# Daily Dose of Data Science

[MissForest and kNN Imputation for Data Missing at Random](https://blog.dailydoseofds.com/p/missforest-and-knn-imputation-for)

Author: Avi Chawla

## kNN imputation

In [None]:
import warnings
import numpy as np
import pandas as pd
import seaborn as sns
import matplotlib.pyplot as plt

from sklearn.impute import SimpleImputer, KNNImputer

warnings.filterwarnings("ignore")
sns.set()

In [None]:
plt.rcParams['font.family'] = ['Comic Sans MS', 'sans-serif']
colors = ['#fe7c73', '#2471A3', '#3498DB', '#27AE60', '#82E0AA', '#D35400', '#5D6D7E', '#E74C3C', '#21618C', '#B7950B', '#46C7C7', '#00B9FF', '#FF7051', "orange", "darkorange", "tomato", "coral", "limegreen", "lightsalmon"]

In [None]:
# Step 2: Create the dummy dataset with missing values
size = 1000
data = np.random.normal(loc = 2, scale = 2, size=(size, 3))  # Generate random data
mask = np.random.rand(size, 3) < 0.2  # Create a mask to introduce missing values
data[mask] = np.nan  # Set missing values

In [None]:
# Step 4: Impute missing values with mean and zero, and plot their distributions
mean_imputer = SimpleImputer(strategy='mean')
zero_imputer = SimpleImputer(strategy='constant', fill_value=0)

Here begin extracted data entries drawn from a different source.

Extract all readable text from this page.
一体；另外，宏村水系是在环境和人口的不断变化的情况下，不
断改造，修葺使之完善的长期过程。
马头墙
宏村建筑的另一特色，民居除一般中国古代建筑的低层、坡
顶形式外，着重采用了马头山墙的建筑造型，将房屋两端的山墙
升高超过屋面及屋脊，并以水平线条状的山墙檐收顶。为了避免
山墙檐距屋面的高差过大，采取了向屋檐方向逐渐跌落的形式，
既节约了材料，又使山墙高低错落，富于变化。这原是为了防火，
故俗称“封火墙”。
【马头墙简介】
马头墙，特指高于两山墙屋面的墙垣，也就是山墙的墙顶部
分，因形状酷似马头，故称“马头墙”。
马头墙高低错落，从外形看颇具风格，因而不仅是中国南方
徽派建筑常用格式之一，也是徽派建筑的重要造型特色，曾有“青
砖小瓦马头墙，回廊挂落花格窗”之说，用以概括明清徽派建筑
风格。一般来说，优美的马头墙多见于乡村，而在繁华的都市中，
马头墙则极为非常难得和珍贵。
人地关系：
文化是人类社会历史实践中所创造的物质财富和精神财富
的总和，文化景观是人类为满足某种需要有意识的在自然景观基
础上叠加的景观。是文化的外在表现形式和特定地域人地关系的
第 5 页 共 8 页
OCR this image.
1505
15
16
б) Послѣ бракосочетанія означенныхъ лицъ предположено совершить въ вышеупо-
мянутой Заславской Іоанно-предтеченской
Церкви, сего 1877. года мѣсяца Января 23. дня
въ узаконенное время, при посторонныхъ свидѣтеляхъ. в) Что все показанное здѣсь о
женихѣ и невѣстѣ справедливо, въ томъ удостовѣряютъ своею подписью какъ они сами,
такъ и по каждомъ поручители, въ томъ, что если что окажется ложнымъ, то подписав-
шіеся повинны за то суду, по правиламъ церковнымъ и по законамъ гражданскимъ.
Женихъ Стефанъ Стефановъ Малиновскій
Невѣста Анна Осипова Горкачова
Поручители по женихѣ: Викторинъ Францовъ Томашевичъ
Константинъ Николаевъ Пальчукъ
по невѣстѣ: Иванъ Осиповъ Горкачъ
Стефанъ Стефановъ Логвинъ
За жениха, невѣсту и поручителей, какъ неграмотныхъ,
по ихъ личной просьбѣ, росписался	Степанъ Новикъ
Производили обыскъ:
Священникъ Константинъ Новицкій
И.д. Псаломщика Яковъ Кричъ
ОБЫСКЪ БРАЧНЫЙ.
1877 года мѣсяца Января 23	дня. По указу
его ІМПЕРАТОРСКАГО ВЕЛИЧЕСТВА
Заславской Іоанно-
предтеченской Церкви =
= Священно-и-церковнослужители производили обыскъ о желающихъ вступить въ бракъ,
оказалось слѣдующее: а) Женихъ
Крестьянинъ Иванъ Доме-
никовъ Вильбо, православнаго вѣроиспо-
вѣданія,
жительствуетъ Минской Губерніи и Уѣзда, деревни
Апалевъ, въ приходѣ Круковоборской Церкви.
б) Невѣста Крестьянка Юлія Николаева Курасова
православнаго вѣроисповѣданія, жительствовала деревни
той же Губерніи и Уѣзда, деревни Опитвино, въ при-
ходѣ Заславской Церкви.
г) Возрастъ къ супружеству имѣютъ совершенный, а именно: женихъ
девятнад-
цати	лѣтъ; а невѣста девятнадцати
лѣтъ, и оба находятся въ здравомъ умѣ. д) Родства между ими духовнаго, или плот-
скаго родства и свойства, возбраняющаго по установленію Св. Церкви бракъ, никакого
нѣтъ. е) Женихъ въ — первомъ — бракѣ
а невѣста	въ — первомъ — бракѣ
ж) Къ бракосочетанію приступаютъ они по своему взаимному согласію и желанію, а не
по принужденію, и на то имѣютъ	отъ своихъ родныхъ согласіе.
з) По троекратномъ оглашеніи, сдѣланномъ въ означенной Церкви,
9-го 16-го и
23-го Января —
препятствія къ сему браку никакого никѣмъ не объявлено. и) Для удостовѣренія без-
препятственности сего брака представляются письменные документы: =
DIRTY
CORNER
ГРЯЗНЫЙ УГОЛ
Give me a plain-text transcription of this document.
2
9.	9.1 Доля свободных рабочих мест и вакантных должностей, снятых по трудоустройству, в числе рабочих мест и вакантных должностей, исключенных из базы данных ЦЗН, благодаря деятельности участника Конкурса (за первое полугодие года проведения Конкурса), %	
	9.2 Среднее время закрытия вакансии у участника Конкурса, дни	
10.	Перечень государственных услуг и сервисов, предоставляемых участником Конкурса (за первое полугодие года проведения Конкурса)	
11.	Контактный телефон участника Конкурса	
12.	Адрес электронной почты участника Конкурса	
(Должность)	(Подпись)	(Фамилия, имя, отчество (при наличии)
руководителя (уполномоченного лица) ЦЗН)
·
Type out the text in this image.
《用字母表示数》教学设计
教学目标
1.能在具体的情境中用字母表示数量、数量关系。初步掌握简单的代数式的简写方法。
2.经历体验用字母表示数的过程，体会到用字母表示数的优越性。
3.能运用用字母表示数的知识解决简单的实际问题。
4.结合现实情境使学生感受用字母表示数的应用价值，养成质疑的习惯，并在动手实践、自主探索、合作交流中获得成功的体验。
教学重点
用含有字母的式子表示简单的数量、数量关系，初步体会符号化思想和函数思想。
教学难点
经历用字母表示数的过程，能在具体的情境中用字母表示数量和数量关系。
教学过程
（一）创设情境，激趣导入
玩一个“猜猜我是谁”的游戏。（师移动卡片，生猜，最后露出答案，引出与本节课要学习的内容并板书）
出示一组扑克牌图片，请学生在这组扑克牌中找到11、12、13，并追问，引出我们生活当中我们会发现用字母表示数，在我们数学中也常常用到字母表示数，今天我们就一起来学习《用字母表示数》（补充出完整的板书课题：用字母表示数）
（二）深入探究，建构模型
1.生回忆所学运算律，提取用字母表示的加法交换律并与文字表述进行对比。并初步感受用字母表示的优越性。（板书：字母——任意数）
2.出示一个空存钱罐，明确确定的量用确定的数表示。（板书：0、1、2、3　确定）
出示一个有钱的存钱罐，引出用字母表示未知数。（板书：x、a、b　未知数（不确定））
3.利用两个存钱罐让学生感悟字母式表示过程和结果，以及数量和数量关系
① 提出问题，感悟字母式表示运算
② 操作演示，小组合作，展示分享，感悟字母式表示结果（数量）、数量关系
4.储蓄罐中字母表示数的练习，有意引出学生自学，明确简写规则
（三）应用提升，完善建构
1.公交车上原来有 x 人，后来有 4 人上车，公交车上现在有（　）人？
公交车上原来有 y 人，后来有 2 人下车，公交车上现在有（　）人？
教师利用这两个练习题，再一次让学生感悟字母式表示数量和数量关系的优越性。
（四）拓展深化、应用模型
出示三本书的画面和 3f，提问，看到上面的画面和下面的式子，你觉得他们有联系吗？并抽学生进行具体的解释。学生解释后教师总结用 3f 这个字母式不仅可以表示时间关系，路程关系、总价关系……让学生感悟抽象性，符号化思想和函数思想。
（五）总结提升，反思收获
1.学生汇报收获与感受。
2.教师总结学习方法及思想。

data_imputed_mean = mean_imputer.fit_transform(data)
data_imputed_zero = zero_imputer.fit_transform(data)

In [None]:
fig, ax = plt.subplots(figsize=(6, 4))

# Original Distribution
ax.hist(data.flatten(), bins=45, edgecolor='black', color = colors[1])
ax.set_title("Original Distribution", size = 20, weight="bold", pad = 10)
ax.set_xlabel("Value", size = 15, weight="bold")
ax.set_ylabel("Frequency", size = 15, weight="bold")

plt.show();

In [None]:
fig, ax = plt.subplots(figsize=(6, 4))

ax.hist(data_imputed_mean.flatten(), bins=45, edgecolor='black', color = colors[16])
ax.set_title("Mean Imputation", size = 20, weight="bold", pad = 10)
ax.set_xlabel("Value", size = 15, weight="bold")
ax.set_ylabel("Frequency", size = 15, weight="bold")

plt.show();

In [None]:
fig, ax = plt.subplots(figsize=(6, 4))

ax.hist(data_imputed_zero.flatten(), bins=45, edgecolor='black', color = colors[16])
ax.set_title("Zero Imputation", size = 20, weight="bold", pad = 10)
ax.set_xlabel("Value", size = 15, weight="bold")
ax.set_ylabel("Frequency", size = 15, weight="bold")

plt.show();

In [None]:
# Step 5: Impute missing values using KNN imputer and plot the distribution
knn_imputer = KNNImputer(n_neighbors=5)
data_imputed_knn = knn_imputer.fit_transform(data)

In [None]:
fig, ax = plt.subplots(figsize=(6, 4))

ax.hist(data_imputed_knn.flatten(), bins=50, edgecolor='black',  color = colors[18])
ax.set_title("kNN Imputation", size = 20, weight="bold", pad = 10)
ax.set_xlabel("Value", size = 15, weight="bold")
ax.set_ylabel("Frequency", size = 15, weight="bold")

plt.show()


## MissForest imputation

In [None]:
!pip install missingpy

In [None]:
import sklearn.neighbors._base
import sys

sys.modules['sklearn.neighbors.base'] = sklearn.neighbors._base

In [None]:
from missingpy import MissForest
imputer = MissForest()
data_imputed_missforest = imputer.fit_transform(data)

In [None]:
fig, ax = plt.subplots(figsize=(6, 4))

ax.hist(data_imputed_missforest.flatten(), bins=50, edgecolor='black',  color = colors[18])
ax.set_title("MissForest Imputation", size = 20, weight="bold", pad = 10)
ax.set_xlabel("Value", size = 15, weight="bold")
ax.set_ylabel("Frequency", size = 15, weight="bold")

plt.show()